Photo: Hand in Hand. A Hand in Hand Eastern Africa member, farmer Alice Maina from Kenya, in her green house.

Harnessing Value Chains: Hand in Hand’s Experience

By Graham Stegmann, Hand in Hand International

Harnessing Value Chains: Hand in Hand’s Experience

We see more companies recognising that they can make a contribution to wider economic, environmental and social progress and starting to adapt the way they do business. That is great, and is essential. But it is not enough. We have also to unlock the potential of poorer people, particularly women, to seize these opportunities.

Hand in Hand’s starting point is bottom up, focussing on our beneficiaries. We have an integrated model: training them how to run and sustain a business, providing bridging loans or access to finance, then identifying market linkages. We are successful in creating jobs and building enterprises. Most are family based or small, but are critical for diversifying income and improved livelihoods.

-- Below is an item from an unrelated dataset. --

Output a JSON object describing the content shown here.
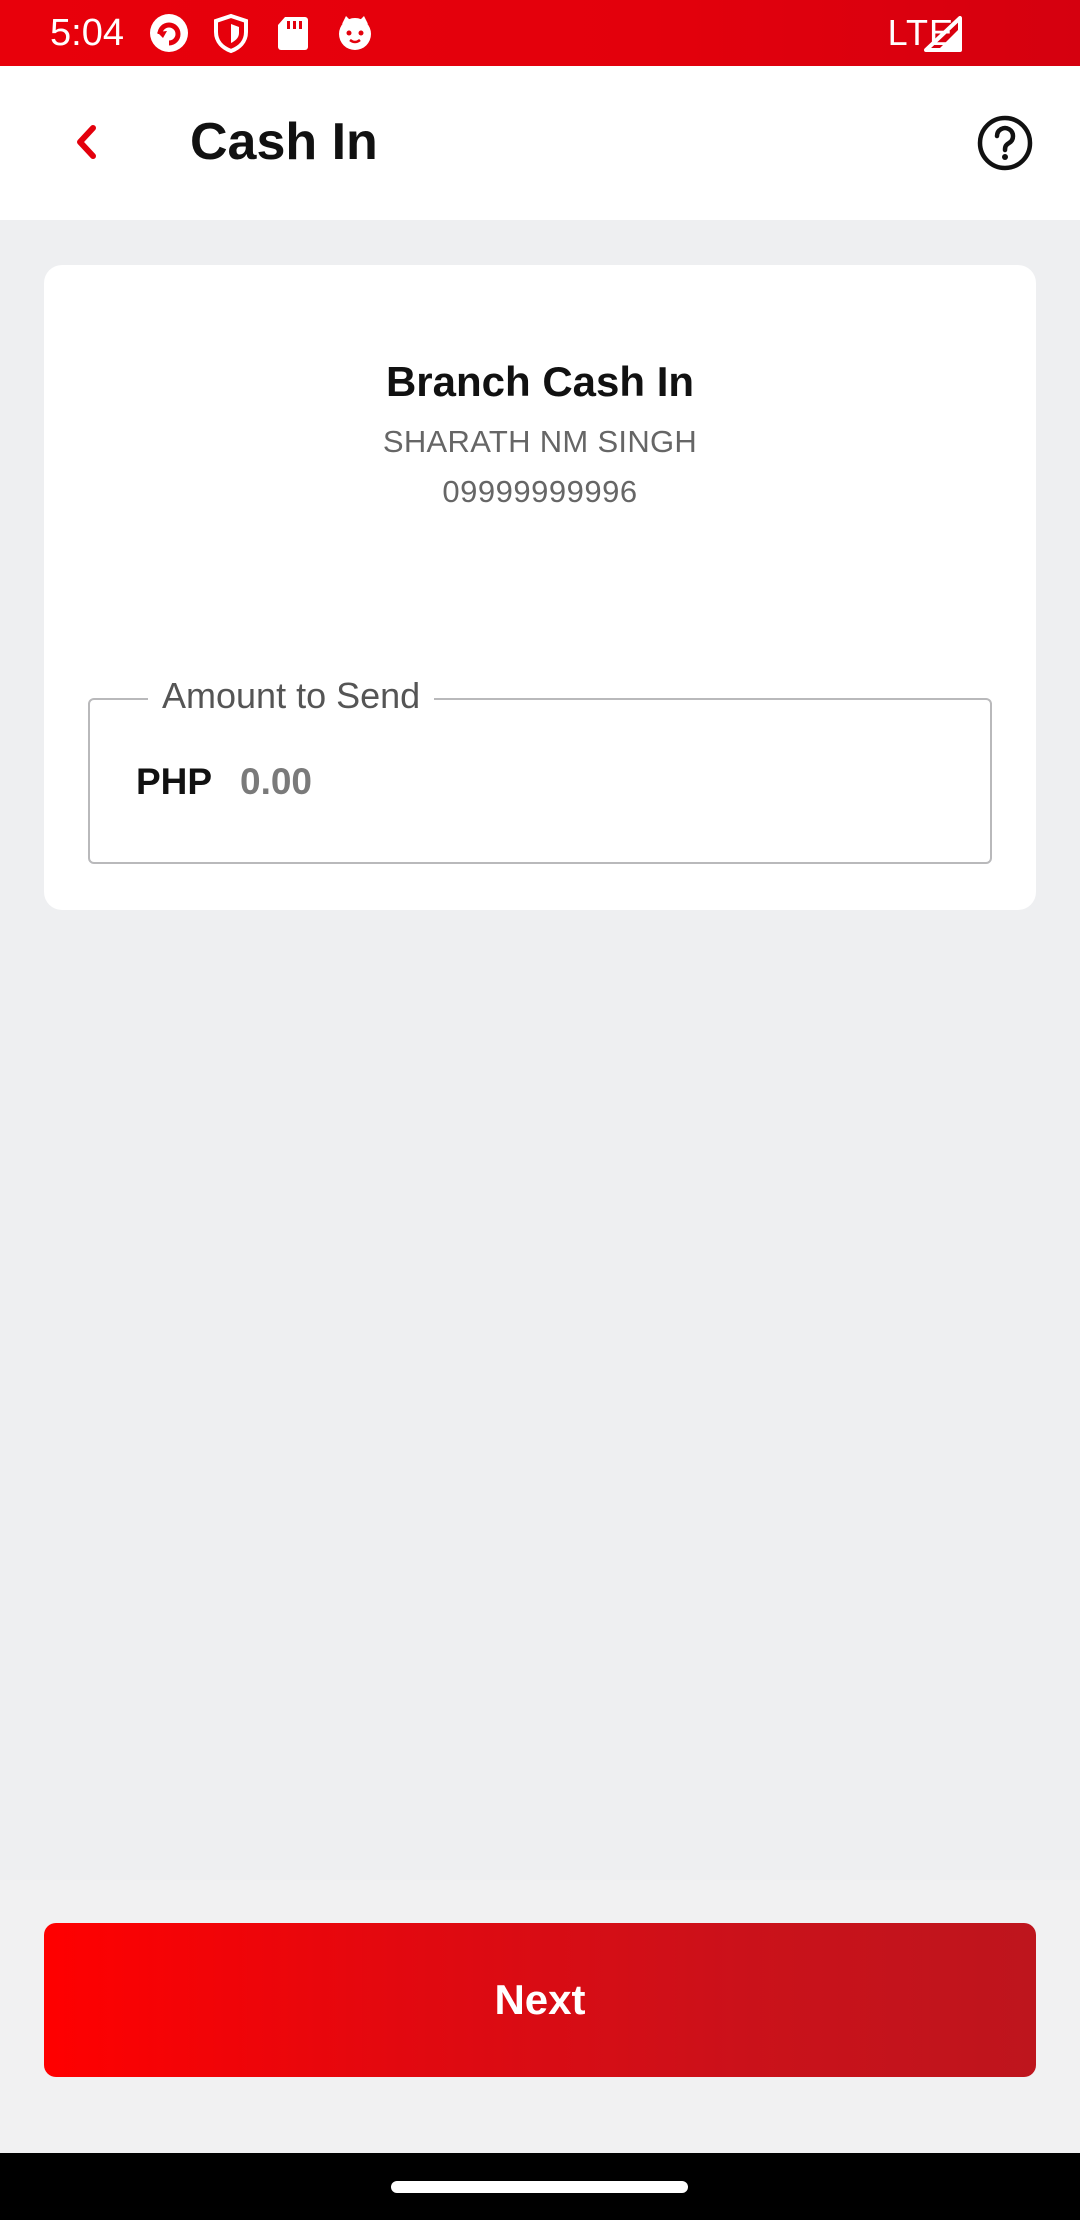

Developing the value chain is fundamental:

To identify and grow new markets in the informal economy – such as providing chicken to local fast food outlets in Lesotho;

  • To provide a regular market at secure prices. This give confidence to entrepreneurs – for instance, linking Kenyan farmers to supply avocados to Kakuzi, the largest supplier of avocados in East Africa; or providing purses to a retailer in India;
  • Once the market is identified, to supply inputs – such as Coca Cola providing equipment and stock to small shops established by women we have trained in South Africa; or the supply of yarn to women in Afghanistan by the wool processing company, Bano;
  • For the purchaser to provide technical advice and training to suppliers to improve productivity and quality – as Kakuzi in Kenya and Bano in Afghanistan are doing;
  • By developing intermediaries – for example TechnoServe in East Africa to train and organise farmer groups to supply Coca-Cola’s locally-produced and sold fruit juices.

Success depends on development of the basic skills needed to take advantage of new market opportunities, integration into wider livelihood strategies, and sustained support. Economic and social development cannot be merely an add on for business, it must generate new ways of working, new partnerships.

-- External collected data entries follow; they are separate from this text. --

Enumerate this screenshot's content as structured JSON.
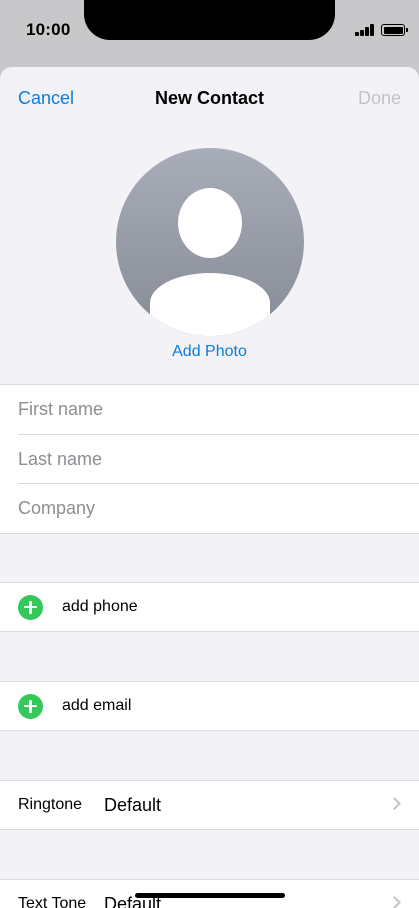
{
  "status_bar": {
    "time": "10:00"
  },
  "nav": {
    "cancel": "Cancel",
    "title": "New Contact",
    "done": "Done"
  },
  "photo": {
    "add_label": "Add Photo"
  },
  "name_fields": {
    "first_placeholder": "First name",
    "last_placeholder": "Last name",
    "company_placeholder": "Company"
  },
  "add_phone": "add phone",
  "add_email": "add email",
  "ringtone": {
    "label": "Ringtone",
    "value": "Default"
  },
  "text_tone": {
    "label": "Text Tone",
    "value": "Default"
  },
  "icons": [
    "signal-icon",
    "battery-icon",
    "avatar-placeholder-icon",
    "add-icon",
    "chevron-right-icon"
  ],
  "colors": {
    "accent": "#0a7de0",
    "add_green": "#34c759",
    "done_disabled": "#c3c3c7"
  }
}
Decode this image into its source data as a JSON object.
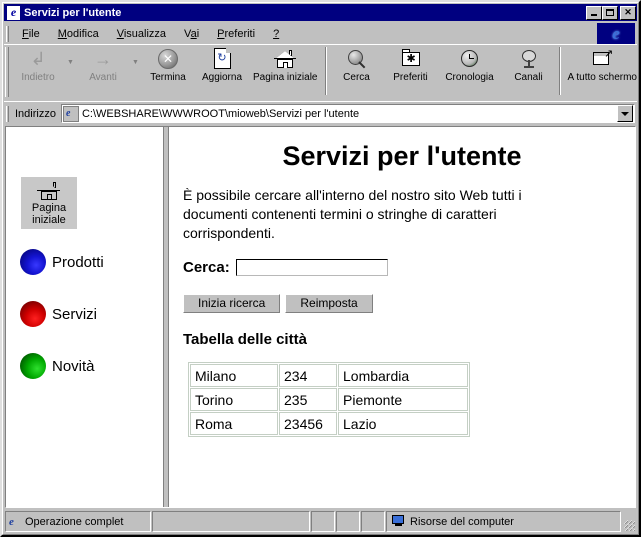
{
  "window": {
    "title": "Servizi per l'utente",
    "icon": "ie-document-icon",
    "buttons": {
      "minimize": "_",
      "maximize": "□",
      "close": "×"
    }
  },
  "menu": {
    "items": [
      {
        "label": "File",
        "accel": "F"
      },
      {
        "label": "Modifica",
        "accel": "M"
      },
      {
        "label": "Visualizza",
        "accel": "V"
      },
      {
        "label": "Vai",
        "accel": "a"
      },
      {
        "label": "Preferiti",
        "accel": "P"
      },
      {
        "label": "?",
        "accel": ""
      }
    ]
  },
  "toolbar": {
    "buttons": [
      {
        "label": "Indietro",
        "icon": "back-arrow-icon",
        "disabled": true,
        "dropdown": true
      },
      {
        "label": "Avanti",
        "icon": "forward-arrow-icon",
        "disabled": true,
        "dropdown": true
      },
      {
        "label": "Termina",
        "icon": "stop-icon",
        "disabled": false
      },
      {
        "label": "Aggiorna",
        "icon": "refresh-icon",
        "disabled": false
      },
      {
        "label": "Pagina iniziale",
        "icon": "home-icon",
        "disabled": false
      },
      {
        "label": "Cerca",
        "icon": "search-globe-icon",
        "disabled": false
      },
      {
        "label": "Preferiti",
        "icon": "favorites-folder-icon",
        "disabled": false
      },
      {
        "label": "Cronologia",
        "icon": "history-clock-icon",
        "disabled": false
      },
      {
        "label": "Canali",
        "icon": "channels-dish-icon",
        "disabled": false
      },
      {
        "label": "A tutto schermo",
        "icon": "fullscreen-icon",
        "disabled": false
      }
    ]
  },
  "address": {
    "label": "Indirizzo",
    "value": "C:\\WEBSHARE\\WWWROOT\\mioweb\\Servizi per l'utente",
    "icon": "page-icon",
    "dropdown_icon": "chevron-down-icon"
  },
  "sidebar": {
    "home_button": {
      "line1": "Pagina",
      "line2": "iniziale",
      "icon": "home-icon"
    },
    "links": [
      {
        "label": "Prodotti",
        "bullet_color": "#1414d2",
        "bullet": "blue-sphere-icon"
      },
      {
        "label": "Servizi",
        "bullet_color": "#d00000",
        "bullet": "red-sphere-icon"
      },
      {
        "label": "Novità",
        "bullet_color": "#00a800",
        "bullet": "green-sphere-icon"
      }
    ]
  },
  "main": {
    "title": "Servizi per l'utente",
    "intro": "È possibile cercare all'interno del nostro sito Web tutti i documenti contenenti termini o stringhe di caratteri corrispondenti.",
    "search": {
      "label": "Cerca:",
      "value": "",
      "placeholder": ""
    },
    "buttons": {
      "submit": "Inizia ricerca",
      "reset": "Reimposta"
    },
    "table_title": "Tabella delle città",
    "table": {
      "border_color": "#c4cfc4",
      "rows": [
        [
          "Milano",
          "234",
          "Lombardia"
        ],
        [
          "Torino",
          "235",
          "Piemonte"
        ],
        [
          "Roma",
          "23456",
          "Lazio"
        ]
      ]
    }
  },
  "statusbar": {
    "message": "Operazione complet",
    "zone": "Risorse del computer",
    "message_icon": "ie-icon",
    "zone_icon": "my-computer-icon"
  }
}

In January this year, Hand in Hand had helped 8,117 members in east Africa with market linkages. Even though most of them occur on the small scale they have all helped members generate income and in turn alleviate poverty. For us, key challenges in moving to scale and deepening impact are:

  • Linking formal sector businesses to the informal sector, having the flexibility and patience to deal with small suppliers.
  • The volume and regularity of supply demanded by many larger businesses.
  • Moving enterprises beyond the micro level without being suffocated by regulations.